Although these bites usually cause a local necrotic lesion, sometimes a more serious systemic syndrome, known as systemic loxoscelism, occurs. This can result in high fever, significant intravascular hemolysis, renal failure, disseminated intravascular coagulation, and even death. Although most fatalities have been reported in children, 2 cases of adult deaths have been reported.9,10 The hemolytic anemia that accompanies systemic loxoscelism has been only partially described, and the full mechanism by which the venom of the brown recluse causes this syndrome is still a mystery. The prevailing theory for the cause of hemolysis has incriminated the phospholipase sphingomyelin D, an enzyme isolated from brown recluse venom, because of its effect on cell walls in vivo to cause lysis.11 It was thought that sphingomyelinase disrupted cell membranes either directly or indirectly and resulted in the release of phospholipid-derived substances that bound complement and resulted in tissue hypoxia and necrosis.12-14 Because such a small amount of venom and toxin actually enter the body after a bite, another mechanism is likely taking place to produce the symptoms involved in systemic loxoscelism. Activation and propagation of the immune system by a toxin in the venom could explain such a reaction.
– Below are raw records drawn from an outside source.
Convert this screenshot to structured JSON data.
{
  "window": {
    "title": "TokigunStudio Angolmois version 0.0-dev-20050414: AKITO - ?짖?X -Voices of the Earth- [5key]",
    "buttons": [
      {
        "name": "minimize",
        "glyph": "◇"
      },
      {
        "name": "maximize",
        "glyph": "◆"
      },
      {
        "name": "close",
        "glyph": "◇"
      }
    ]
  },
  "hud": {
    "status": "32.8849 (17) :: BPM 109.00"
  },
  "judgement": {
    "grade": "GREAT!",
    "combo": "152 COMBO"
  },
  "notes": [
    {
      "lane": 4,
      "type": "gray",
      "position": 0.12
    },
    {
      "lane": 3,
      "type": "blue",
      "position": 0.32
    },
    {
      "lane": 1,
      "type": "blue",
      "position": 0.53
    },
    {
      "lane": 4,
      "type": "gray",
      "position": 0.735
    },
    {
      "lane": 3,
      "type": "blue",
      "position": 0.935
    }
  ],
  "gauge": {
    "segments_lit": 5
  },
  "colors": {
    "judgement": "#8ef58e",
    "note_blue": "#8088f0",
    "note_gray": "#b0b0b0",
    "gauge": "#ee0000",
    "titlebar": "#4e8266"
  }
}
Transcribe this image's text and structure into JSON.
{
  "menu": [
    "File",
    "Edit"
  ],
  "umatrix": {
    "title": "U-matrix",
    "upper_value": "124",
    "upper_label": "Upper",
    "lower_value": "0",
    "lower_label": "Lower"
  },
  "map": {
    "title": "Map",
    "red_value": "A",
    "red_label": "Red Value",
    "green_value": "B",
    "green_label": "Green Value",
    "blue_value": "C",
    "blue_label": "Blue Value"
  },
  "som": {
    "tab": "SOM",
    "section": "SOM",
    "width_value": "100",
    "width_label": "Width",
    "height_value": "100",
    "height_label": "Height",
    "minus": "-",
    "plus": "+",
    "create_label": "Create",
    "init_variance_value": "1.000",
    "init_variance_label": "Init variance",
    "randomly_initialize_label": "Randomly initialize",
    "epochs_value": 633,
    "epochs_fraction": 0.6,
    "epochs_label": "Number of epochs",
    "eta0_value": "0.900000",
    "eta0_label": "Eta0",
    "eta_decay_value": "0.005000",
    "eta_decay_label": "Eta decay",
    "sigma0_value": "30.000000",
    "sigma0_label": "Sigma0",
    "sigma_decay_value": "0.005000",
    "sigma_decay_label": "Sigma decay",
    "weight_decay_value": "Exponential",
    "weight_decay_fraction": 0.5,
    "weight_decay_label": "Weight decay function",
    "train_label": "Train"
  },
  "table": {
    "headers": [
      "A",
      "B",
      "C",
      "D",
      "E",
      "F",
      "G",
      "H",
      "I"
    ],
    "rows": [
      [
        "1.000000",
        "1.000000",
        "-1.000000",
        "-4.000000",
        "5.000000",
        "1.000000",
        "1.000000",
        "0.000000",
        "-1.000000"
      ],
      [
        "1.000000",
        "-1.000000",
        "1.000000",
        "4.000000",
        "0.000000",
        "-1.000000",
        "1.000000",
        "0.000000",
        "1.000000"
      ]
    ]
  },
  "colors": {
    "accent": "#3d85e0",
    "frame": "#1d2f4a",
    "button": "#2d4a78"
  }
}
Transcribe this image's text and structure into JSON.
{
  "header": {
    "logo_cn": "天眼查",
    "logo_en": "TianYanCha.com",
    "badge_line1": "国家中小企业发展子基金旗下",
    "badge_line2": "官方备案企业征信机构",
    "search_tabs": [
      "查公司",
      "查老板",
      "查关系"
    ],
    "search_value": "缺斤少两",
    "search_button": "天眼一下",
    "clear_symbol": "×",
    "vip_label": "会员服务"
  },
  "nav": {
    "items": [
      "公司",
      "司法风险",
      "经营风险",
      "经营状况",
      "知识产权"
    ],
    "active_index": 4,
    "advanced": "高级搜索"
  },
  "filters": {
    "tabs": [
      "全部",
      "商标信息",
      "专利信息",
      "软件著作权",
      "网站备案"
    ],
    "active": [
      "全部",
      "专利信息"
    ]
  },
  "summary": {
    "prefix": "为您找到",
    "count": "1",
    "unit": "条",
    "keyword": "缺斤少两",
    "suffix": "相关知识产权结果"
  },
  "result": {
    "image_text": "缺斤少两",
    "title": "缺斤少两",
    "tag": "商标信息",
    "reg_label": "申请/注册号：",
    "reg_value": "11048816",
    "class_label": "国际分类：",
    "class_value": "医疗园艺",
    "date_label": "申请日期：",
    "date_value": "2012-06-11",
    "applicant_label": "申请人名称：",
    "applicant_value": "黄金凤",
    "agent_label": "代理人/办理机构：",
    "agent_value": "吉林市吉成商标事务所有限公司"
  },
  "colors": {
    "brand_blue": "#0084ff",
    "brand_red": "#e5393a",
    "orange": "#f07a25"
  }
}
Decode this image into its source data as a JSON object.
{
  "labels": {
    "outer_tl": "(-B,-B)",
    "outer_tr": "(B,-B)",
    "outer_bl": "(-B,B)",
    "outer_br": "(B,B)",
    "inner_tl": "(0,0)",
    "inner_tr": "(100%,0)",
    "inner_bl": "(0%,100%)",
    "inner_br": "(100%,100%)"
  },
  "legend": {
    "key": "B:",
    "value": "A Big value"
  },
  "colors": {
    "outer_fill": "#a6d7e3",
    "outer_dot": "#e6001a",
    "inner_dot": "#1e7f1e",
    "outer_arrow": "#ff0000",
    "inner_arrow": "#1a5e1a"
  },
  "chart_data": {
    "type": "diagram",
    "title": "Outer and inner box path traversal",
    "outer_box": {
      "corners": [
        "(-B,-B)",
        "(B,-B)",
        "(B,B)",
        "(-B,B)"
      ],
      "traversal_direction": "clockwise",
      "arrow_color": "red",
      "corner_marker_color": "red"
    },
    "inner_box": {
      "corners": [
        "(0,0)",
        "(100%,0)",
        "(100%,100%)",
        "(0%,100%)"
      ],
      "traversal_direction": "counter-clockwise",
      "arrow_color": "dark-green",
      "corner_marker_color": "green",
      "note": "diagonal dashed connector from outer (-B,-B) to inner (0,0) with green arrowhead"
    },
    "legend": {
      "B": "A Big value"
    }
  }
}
A study on another member of the Loxosceles family, Loxosceles intermedia, may help elucidate the factors involved in the overwhelming reaction to the Loxosceles venom in some people.15 In this study, it was found that the sphingomyelinase in the spider toxin did not directly affect glycophorins on red blood cell membranes but instead activated an endogenous metalloproteinase that then cleaved these glycophorins. The authors proposed that the altered glycophorins destabilized the red blood cell membrane, rendering the glycophorins vulnerable for complement-mediated lysis. The authors also observed that the hemolysis-inducing and glycophorin-cleaving activity of this activated metalloproteinase could be transferred from one erythrocyte to another, thereby propagating the hemolyzing response.15 This type of transfer of sphingomyelinase and metalloproteinase activity between cells has been described before and could explain the overwhelming systemic response of the Loxosceles toxin in some individuals.16

Historically, most cases of massive hemolysis due to brown recluse bites documented in the literature have been Coombs negative.17 This also has been the case at our institution until recently.11 We report 2 cases of life-threatening hemolytic anemia with positive direct Coombs testing in a span of 9 months. These results are a rarity but may help us understand the pathophysiology of systemic loxoscelism. To our knowledge, these are the fifth and sixth reported cases of a Coombs-positive hemolytic anemia from a brown recluse spider bite. The first case was documented by Nance18 in 1961, but there was no mention of whether complement or immunoglobulin was involved. Eichner17 reported the second and third cases of Coombs-positive anemia in loxoscelism, with both cases involving complement-mediated hemolysis. The fourth case of Coombs-positive anemia was reported by William et al9 in 1995, and the Coombs test was positive for both IgG and complement. Our cases affirm that both IgG and complement can be involved in Coombs-positive hemolytic anemia. It is likely that the venom of the brown recluse is able to activate both IgG and complement in predisposed individuals by activation of an unknown endogenous mediator (eg, metalloproteinase) to cause massive intravascular hemolysis. Investigations into which patients may be predisposed to develop this complication are warranted.